Early on in treatment, it’s not unusual for adolescents to disclose things that are very difficult for a parent to hear. Often the behaviors that initiated parental concern and intervention were only the tip of the iceberg. For parents of young women in treatment, disclosures of sexual promiscuity and/or sexual trauma can be especially wrenching.
According to David Prior, a licensed marriage and family therapist and the director of Sunrise RTC, revelations of sexual activity or trauma are so distressing to parents that parents tend to react. “We see a lot of moms reacting by trying to sweep the issue under the rug,” says Prior. “This comes from an understandable desire to protect their daughters from social censure and reputation damage.”
Fathers, he says, often attempt to intervene directly and “fix” the problem by going to the police or even confronting partners or perpetrators directly. “As a father,” says Prior, “I can certainly understand that reaction. But once a girl is in treatment, a reactive response to sensitive disclosures is likely to be counterproductive.

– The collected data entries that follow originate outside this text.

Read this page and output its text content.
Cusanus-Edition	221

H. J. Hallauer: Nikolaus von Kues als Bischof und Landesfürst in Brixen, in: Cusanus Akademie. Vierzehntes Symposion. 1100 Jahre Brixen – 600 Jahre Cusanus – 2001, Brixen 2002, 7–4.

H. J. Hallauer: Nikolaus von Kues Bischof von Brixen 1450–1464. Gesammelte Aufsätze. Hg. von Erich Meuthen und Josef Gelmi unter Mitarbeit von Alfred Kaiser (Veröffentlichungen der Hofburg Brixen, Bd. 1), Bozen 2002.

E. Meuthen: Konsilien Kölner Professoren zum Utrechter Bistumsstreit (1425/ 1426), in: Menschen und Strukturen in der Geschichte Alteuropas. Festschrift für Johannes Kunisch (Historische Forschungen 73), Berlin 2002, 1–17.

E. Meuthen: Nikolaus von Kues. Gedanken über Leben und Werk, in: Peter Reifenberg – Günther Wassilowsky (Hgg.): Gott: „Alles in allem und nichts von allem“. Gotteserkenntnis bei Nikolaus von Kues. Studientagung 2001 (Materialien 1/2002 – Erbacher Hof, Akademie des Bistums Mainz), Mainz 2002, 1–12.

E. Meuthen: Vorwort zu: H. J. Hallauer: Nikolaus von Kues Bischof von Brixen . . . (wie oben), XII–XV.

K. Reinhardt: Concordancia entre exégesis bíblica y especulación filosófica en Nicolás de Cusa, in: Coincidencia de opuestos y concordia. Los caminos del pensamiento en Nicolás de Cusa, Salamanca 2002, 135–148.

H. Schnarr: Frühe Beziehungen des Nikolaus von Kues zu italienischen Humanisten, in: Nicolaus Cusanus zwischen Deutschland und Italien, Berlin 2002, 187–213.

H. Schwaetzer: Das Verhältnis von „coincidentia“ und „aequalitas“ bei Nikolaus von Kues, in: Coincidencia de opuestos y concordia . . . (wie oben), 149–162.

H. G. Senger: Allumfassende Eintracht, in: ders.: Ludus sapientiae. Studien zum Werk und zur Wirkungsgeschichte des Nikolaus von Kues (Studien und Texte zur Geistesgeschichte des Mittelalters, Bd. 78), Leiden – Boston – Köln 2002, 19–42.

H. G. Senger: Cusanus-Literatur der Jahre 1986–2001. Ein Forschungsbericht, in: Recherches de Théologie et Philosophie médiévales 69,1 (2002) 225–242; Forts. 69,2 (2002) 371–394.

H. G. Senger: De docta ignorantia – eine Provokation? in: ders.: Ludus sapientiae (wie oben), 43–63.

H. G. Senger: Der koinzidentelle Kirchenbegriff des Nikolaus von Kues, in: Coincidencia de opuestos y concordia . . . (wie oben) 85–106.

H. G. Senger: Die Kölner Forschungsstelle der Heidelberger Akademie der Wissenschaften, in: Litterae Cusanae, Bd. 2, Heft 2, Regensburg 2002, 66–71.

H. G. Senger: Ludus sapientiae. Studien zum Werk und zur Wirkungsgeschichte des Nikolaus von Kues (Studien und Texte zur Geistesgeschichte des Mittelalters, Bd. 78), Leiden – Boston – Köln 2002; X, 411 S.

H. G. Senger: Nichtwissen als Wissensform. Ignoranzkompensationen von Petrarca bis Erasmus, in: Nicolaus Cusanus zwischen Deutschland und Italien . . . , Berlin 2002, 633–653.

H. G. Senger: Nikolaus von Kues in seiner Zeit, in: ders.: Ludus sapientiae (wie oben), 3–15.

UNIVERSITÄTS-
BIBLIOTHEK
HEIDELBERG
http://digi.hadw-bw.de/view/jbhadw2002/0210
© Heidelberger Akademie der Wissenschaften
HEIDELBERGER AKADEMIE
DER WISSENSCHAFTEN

Highly emotional reactivity can actually have the effect of re-traumatizing the young woman, and well-meaning efforts trying to “fix” the problem can have the effect of dis-empowering the young woman, which is the opposite of the goal of treatment. Prior says that the key contribution parents can make is to provide understanding and support, even as they are working through their own painful emotions. This is a challenge, Prior acknowledges, and means that parents must engage their own therapeutic work in order to help their daughter.
To help parents move effectively through disclosures of sexual promiscuity or trauma, Prior suggests working on the following points with the support of a family therapist:

  • Engage in your own therapy, individually and as a couple, to process your own feelings. These feelings may include rage, guilt, fear, and even disgust. Engaging these feelings in a safe and supportive setting will help equip you emotionally to better support your daughter.
  • Let go of your need to “fix” the problem.
  • Work with the treatment team to empower your daughter by:
    • Making her the central decision maker in terms of resolving her situation
    • Giving her the opportunity to report legally reportable incidents (sexual abuse, rape, etc.) herself
    • Only intervening on her behalf (e.g. reporting for her) if she is not ready to do so herself
  • Remember that your daughter, not the perpetrator, is the real point

With parental understanding and support, says Prior, our daughters can turn a situation of pain and shame into one of healing and empowerment. Parents can have tremendous therapeutic influence in these difficult situations.